Morphological Transformations for Rare and Unknown Words
Given some word which does not occur in \(V\), \(w'\), find the possible sequence of rules in the directed graph (generated in the previous section) which maps \(w'\) onto an existing node, \(w\).
Empirical Results
Quality of Morphological Analysis
The model was evaluated on a word similarity task. If the word in question was found and trained in the SkipGram model, they simply used the existing vector representation. If the word was not in the original training set, then they morphologically decomposed it as outlined above and used the vector representation of the closest word which already existed in their directed graph. In either case, the similarity of two words was measured as the cosine between the two vectors.
Data
They used Wikipedia, GigaWord, and Web-scraping.
Results
On word similarity tasks, they out-performed all reviewed past works (even without taking into account the morphological rules for OOV words). They don’t have results for Uzbek though.

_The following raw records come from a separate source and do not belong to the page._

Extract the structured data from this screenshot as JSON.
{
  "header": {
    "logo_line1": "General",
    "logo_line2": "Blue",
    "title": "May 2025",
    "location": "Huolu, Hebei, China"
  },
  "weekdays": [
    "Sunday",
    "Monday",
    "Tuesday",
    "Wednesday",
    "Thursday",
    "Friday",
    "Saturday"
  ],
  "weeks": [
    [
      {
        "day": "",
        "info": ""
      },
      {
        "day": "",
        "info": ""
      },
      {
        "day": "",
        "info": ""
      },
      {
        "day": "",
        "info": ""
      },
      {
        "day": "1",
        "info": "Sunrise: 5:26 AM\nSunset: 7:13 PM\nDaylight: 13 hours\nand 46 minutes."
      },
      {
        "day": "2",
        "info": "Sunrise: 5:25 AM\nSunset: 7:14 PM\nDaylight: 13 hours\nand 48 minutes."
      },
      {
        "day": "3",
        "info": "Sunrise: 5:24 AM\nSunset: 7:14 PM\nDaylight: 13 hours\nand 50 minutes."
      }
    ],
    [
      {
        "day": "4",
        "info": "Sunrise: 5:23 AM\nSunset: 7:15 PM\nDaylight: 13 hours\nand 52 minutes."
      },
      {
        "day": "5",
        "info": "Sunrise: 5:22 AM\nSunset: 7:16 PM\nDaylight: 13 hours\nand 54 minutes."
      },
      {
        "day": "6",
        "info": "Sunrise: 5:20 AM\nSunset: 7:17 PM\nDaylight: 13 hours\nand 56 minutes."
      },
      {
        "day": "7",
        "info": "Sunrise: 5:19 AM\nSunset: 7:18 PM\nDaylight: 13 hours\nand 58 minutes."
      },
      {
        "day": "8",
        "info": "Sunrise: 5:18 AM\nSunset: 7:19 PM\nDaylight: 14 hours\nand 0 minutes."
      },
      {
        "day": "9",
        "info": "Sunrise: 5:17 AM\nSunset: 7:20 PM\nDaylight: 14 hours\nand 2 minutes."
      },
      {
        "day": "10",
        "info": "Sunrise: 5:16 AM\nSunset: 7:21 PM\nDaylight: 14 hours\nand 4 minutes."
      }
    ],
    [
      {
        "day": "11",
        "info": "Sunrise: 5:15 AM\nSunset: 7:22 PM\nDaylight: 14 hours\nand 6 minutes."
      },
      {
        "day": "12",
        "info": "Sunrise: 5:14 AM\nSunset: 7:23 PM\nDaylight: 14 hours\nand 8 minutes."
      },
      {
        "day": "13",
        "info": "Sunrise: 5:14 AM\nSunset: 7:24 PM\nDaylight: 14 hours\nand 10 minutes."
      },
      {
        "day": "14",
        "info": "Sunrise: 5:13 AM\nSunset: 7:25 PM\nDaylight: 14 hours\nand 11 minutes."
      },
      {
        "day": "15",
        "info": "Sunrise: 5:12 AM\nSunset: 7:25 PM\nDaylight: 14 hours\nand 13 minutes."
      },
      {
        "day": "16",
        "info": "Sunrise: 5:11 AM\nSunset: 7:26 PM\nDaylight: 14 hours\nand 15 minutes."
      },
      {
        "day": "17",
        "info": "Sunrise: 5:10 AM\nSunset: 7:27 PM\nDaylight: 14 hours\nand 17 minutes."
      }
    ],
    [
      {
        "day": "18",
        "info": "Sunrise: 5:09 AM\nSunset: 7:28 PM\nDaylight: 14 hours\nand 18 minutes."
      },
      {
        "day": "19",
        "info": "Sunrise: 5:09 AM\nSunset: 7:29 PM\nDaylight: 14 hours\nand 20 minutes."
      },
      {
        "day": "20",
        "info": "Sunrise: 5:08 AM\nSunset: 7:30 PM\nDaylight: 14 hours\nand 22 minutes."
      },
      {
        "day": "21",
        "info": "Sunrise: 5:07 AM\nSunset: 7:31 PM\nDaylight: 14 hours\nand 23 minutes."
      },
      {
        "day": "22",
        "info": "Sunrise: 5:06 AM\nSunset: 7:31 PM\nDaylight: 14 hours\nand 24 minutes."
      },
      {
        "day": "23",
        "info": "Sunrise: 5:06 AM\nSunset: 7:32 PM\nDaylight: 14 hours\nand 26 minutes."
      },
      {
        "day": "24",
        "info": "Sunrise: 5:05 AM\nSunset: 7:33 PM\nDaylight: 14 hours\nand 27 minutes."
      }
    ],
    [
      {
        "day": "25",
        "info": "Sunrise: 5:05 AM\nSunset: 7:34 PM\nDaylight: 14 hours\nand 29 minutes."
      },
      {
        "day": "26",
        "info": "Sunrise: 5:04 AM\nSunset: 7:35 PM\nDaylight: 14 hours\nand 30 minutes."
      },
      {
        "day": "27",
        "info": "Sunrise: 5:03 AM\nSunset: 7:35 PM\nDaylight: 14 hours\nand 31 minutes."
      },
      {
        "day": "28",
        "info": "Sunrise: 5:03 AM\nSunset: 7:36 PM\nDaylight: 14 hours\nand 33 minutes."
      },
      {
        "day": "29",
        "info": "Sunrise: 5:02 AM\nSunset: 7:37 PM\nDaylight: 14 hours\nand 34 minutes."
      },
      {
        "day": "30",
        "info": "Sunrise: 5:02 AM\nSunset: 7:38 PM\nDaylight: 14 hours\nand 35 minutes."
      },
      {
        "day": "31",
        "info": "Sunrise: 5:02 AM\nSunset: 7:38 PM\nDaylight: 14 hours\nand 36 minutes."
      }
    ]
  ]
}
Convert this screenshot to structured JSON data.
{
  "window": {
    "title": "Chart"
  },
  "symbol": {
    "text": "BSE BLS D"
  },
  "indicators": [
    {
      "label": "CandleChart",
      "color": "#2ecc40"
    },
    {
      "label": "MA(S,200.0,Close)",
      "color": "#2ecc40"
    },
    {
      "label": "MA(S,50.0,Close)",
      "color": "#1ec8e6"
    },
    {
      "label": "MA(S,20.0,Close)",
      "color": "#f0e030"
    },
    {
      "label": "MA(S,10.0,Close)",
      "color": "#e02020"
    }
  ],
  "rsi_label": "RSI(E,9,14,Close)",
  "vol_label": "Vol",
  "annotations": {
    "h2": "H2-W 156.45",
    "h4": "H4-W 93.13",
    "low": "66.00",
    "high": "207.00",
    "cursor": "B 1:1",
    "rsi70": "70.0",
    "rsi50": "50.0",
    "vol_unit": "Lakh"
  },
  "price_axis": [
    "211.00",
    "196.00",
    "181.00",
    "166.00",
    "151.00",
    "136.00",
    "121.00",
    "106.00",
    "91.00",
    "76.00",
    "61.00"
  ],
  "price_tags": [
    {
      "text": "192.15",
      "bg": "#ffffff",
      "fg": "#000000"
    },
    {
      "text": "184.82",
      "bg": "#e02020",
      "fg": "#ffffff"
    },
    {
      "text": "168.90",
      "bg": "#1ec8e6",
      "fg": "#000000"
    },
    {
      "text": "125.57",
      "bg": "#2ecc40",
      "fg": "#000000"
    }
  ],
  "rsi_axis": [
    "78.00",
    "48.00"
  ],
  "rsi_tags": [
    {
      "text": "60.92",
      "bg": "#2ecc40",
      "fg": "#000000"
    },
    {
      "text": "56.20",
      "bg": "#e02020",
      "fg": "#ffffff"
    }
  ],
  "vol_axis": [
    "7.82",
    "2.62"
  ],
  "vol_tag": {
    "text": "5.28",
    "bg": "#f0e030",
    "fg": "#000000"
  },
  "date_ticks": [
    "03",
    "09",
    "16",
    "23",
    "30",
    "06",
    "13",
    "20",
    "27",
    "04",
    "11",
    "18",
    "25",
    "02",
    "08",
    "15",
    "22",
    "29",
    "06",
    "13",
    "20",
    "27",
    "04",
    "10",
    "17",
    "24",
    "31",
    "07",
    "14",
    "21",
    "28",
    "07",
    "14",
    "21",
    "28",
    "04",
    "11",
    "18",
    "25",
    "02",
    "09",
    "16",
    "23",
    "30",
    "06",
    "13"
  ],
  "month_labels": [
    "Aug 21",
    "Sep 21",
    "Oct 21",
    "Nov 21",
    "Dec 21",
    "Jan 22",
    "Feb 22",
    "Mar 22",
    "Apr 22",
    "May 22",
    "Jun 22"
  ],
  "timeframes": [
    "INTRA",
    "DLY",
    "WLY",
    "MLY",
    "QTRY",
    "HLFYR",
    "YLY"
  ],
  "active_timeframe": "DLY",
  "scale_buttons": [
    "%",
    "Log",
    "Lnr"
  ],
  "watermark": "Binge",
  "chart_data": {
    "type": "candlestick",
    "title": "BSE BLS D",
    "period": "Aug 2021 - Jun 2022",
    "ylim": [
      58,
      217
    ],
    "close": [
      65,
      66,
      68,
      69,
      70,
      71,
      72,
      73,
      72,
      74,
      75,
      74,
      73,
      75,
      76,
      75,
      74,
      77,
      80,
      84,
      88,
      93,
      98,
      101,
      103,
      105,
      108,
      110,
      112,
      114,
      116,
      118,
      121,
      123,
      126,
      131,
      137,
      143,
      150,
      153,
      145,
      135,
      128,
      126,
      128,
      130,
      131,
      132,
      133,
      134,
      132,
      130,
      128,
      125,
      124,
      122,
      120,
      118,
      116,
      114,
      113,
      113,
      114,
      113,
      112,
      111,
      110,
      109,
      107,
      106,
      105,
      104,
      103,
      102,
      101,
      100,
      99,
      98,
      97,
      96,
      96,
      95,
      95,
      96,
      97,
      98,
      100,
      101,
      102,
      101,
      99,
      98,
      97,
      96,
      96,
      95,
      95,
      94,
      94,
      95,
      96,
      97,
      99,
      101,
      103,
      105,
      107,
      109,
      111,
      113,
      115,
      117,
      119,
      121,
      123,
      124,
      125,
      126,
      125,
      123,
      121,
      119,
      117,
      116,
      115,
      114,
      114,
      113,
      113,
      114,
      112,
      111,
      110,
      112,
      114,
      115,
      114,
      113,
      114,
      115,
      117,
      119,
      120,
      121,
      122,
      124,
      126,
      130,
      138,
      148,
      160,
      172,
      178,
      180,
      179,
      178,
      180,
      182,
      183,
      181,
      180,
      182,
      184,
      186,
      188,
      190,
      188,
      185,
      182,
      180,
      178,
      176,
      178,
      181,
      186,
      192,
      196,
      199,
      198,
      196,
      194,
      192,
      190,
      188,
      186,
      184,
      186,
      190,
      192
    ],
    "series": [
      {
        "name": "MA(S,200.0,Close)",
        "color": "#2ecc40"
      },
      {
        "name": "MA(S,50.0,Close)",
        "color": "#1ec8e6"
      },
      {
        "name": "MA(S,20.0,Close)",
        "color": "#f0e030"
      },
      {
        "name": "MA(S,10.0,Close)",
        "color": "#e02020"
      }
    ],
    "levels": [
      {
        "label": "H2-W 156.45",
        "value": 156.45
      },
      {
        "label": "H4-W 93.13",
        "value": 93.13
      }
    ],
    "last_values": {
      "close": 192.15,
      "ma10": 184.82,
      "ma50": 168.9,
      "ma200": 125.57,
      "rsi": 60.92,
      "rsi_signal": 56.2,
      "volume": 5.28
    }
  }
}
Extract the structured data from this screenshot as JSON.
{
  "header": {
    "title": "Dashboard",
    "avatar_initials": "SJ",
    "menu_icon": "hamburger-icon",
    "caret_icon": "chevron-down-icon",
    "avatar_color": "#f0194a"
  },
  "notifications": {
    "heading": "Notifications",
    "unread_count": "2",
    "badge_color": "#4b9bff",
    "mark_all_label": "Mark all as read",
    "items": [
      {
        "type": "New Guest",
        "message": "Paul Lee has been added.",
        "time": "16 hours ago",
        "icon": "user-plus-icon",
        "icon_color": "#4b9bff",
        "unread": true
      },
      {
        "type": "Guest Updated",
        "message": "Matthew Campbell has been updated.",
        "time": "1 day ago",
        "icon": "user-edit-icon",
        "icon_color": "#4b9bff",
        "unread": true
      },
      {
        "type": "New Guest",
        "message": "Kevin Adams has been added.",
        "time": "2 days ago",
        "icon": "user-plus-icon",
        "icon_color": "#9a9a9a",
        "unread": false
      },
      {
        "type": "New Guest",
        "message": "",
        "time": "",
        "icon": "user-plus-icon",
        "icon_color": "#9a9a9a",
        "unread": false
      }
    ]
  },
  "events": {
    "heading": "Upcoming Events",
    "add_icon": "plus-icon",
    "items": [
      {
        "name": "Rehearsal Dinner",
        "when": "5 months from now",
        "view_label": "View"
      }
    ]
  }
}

Quality of Morphological Analysis for Unknown/Rare Words
To test performance on OOV words, they threw out low frequency words from the data, trained a model, and tested performance on those low-frequency words. Of these held-out words, they had words with some mapping onto the directed graph generated, and other words without any mapping at all (e.g. common nouns in English). There should be an analysis for the former but not the latter. The results were mostly in the 80% and 90% range, with Arabic being the lowest at 69%.
Morphology and Training Data Size
This technique on English benefitted from more training data, but more training data had little impact on the German language.
Conclusions and Future Work
Overall they did better than any other state-of-the-art models, but they comclude that some languages’ morphology may require a more refined approach.